Monday, December 12, 2011

Re-evaluating the Turkeys

(No, this is not a food column)

When your writer was just a young lad, Dealville in mind, I read any TV-related book I could find.  More than one would do their best (in varying levels of journalistic ability) to document horrible shows...strictly programming, as at the time the behind-the-scenes stuff wasn't as marketable.  "Find out the truth of what happened at CBS!"  In the 80s and 90s, who cared?  "A look at the worst shows ever made!"  SOLD!

So, years later, it's interesting to note a response of two trends so many scribes felt the need to let their say be printed:
1. If they thought they'd seen bad sitcoms, maybe that had, but holy shit would the next 20 years deliver some junk
2. Once producers realized to cut out the middle man (being the host of a "news magazine" show or "daytime talk show") and let the freaks be freaks in their natural habitat, it changed programming forever.

For the first part, there are two aspects that grew like a fungus and nearly guaranteed shit. 
  • You don't need a situation for a situation comedy. 
This put a lot of shows in trouble because, without a situation, the comedy had better be there.  With no situation, one to create comedy or draw in the viewer, you're needing to bank on a cast, or writing that will base plots on the characters.  And if your characters are nothing more than thin cliches, well, you're fucked.  Oh, and, you've made some shit TV.
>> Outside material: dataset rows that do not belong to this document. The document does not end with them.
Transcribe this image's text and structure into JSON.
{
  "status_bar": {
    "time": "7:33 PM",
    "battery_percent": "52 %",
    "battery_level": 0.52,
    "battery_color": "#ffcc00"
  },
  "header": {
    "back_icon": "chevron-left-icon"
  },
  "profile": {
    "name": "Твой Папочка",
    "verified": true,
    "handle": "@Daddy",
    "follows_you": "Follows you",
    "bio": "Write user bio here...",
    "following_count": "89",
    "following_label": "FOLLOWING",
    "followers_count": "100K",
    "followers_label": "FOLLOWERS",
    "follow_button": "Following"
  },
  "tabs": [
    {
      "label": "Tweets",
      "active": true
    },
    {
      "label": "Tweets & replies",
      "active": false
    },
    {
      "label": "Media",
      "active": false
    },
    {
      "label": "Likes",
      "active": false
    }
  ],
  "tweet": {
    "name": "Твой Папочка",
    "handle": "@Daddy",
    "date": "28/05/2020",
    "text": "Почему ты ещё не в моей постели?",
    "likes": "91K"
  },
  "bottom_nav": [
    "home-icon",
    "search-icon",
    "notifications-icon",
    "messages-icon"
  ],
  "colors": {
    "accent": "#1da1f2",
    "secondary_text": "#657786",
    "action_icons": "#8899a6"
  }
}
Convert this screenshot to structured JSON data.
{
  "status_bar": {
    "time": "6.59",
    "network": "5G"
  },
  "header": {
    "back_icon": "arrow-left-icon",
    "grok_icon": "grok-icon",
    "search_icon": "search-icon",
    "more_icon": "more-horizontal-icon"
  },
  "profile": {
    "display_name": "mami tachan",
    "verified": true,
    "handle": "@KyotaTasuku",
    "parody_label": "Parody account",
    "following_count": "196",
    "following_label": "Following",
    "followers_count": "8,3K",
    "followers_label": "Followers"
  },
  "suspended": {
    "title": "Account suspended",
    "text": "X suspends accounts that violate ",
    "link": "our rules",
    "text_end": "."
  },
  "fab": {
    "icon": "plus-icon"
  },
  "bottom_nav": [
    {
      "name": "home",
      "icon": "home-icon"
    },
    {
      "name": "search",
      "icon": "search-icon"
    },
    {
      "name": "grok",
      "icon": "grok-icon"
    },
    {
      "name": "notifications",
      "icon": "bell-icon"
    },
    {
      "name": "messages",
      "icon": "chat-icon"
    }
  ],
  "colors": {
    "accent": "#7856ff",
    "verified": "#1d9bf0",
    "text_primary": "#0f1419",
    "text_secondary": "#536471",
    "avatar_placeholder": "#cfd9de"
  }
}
Consider an 80s show that was considered a "turkey" afterwards, and in print.  "We Got it Made," which had the following concept: Two roommates (guys who are classically very different in personality) decide to place an ad for a housekeeper.  They end up hiring the first person who showed up: a hot looking blonde.  Their girlfriends are naturally suspicious, but the guys (and the housekeeper) insist everything is on the up and up.  That is, of course, until misunderstandings come up each week. 

Good lord, look how long it took me to explain that.  OK, now here's a new show on Fox, "I Hate My Teenage Daughter" and that situation: Two mothers who've tried to give their daughters everything they never had suddenly realize that their girls are turning into exactly the sort of mean, stuck-up people who made fun of them in high school.

Not a lot of "sit" in that sit-com...so they'd better bring the com, right.  Well, that brings us to the 2nd aspect
  • As time evolved, you could get away with saying stuff that was "revolutionary" 15 years ago.
Red Forman on That 70's Show might end a scene with his son by saying "Think, dumbass!"  But now, that kind of line IS the joke.  We weren't 5 minutes into the pilot IHMTD when one character (one we hardly knew, to another that was being introduced) said "The problem is you're a dumbass!"  Whatever exploration may occur as the series goes on, there's the level of writing you'll see.

I recently had a dealmaking dinner with a longtime executive of a TV network, and he expounded on the topic without prompting.  "It's all piss, fart, shit, ass...but I have to read all the scripts.  The crowd in the seats only sees this stuff once.  I have to read these scripts all the time."  There will always be bad TV shows, we agreed, but he noted that today's bad shows are on a whole new level.  "They're boring...that's how bad they are.  You can't even say anything about it...you see it, you've seen it before...same shit...NEXT."  I wasn't sure if he was saying that as an executive, or a viewer. 

With more channels, more ways to watch, more people watching, the net to trap such shit has more and more holes.  It's harder and harder for network TV to maintain what grip they have left, which might be why of all the shows in TV history that have been cancelled after 1 episode, HALF have been within the last 10 years.  This makes for a deadly combination...

Would you rather go online and watch shows that were considered shit afterwards and find out...hell, this ain't that bad, or struggle through some of today's "hit new comedy?"  I'd rather have another drink.